Je n’aime pas les
dogmes ; ou plutôt je n’aime pas les dogmatiques fermées
qui donnent l’illusion de répondre aux grandes questions
de l’existence, celle des hommes et celle de Dieu. Je n’aime
ni ceux qui veulent assujettir les femmes au nom d’une prétendue
définition du dogme musulman, ni ceux qui veulent assujettir
le monde au nom d’un prétendu messianisme aux couleurs chrétiennes.
La grandeur et la faiblesse des religions tiennent dans leur puissance
d’interprétation. Je n’aime pas non plus ceux qui prononcent
les mots « laïcité » et « citoyenneté
» comme des mots magiques, des invocations censées régler
tous les problèmes. Je crois certes à la force des mots,
sauf quand ils sont creux. Récemment, j’entendais l’un
de mes interlocuteurs déclarer : « La laïcité
et la citoyenneté sont “consubstantielles” à
la République. » Encore de la dogmatique ! Nous étions
en plein Nicée de la laïcité…
Et pourtant le protestantisme, libéral de surcroît,
a une voix à faire entendre dans ce tourbillon médiatico-politique.
Les protestants ont, avec d’autres, porté la laïcité
française sur les fonts baptismaux (voilà que je me mets
aussi à ce vocabulaire…). Ils l’ont fait parfois avec
de mauvaises raisons (combattre l’ennemi catholique !) mais aussi
avec de bonnes raisons : construire une communauté nationale
qui intègre la diversité. Les libéraux ont, me
semble-t-il, ajouté deux éléments déterminants
: le dialogue avec la culture et l’insistance sur la personne.
En effet, le libéralisme théologique s’est construit
sur la nécessaire adaptation de la pensée théologique
à la modernité. De cette expérience, il a gardé
l’habitude du dialogue. Or notre époque a un urgent besoin
de dialogue. A Sarajevo, c’est une question de vie ou de mort,
en France une question de désagrégation sociale. Dès
lors il est légitime que les religions, au même titre que
toutes les idéologies respectueuses de la démocratie,
participent au débat national. Ni plus, ni moins !

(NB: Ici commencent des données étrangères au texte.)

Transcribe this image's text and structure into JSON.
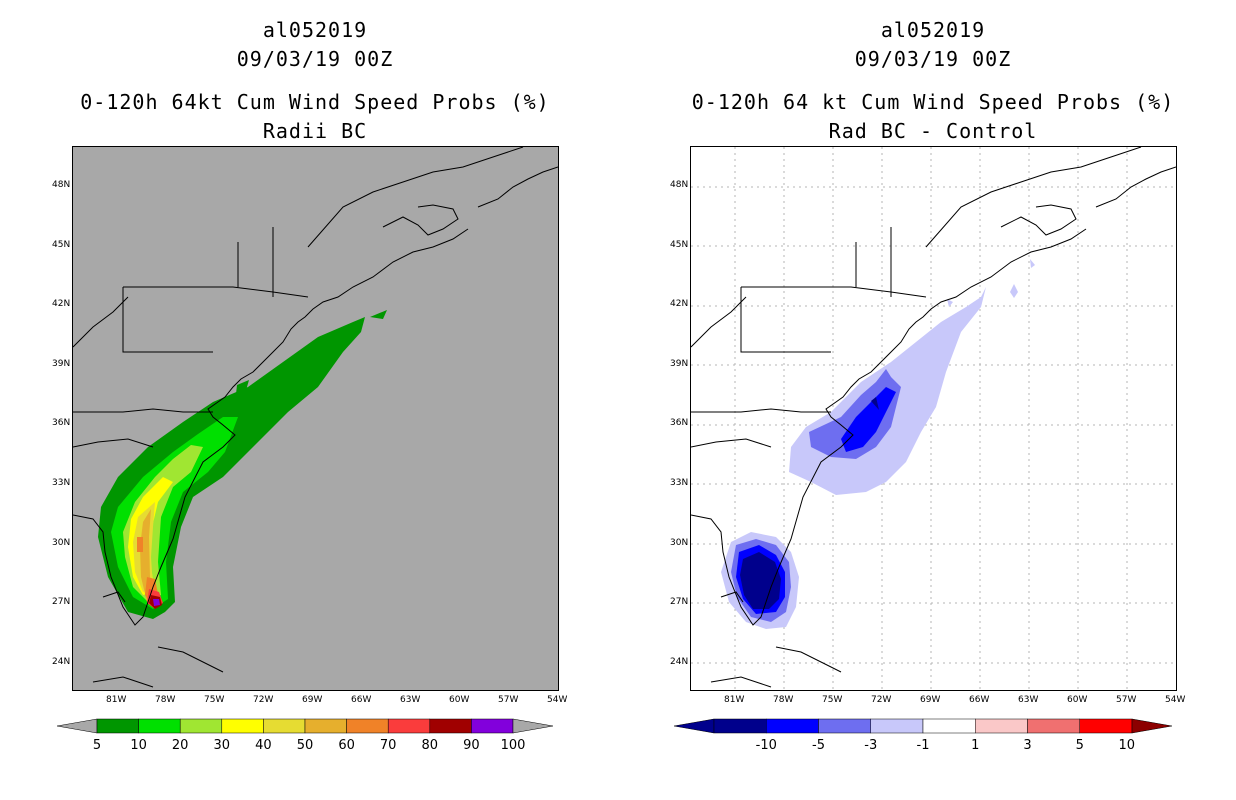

Quant au respect de la liberté de la personne,
si chère aux libéraux, elle est l’affirmation du
primat de l’individu sur les institutions. Cela n’est pas
de la démagogie égocentrique. Au contraire, c’est
un parcours exigeant que d’être libre au milieu de ses concitoyens.
Il ne saurait exister de communautarisme ethno-politico-religieux si
l’on pense que la société est construite à
partir d’une synergie d’individus, d’un dialogue entre
des personnes, forcément singulières. La laïcité
est un dialogue, et non une cohabitation d’indifférences.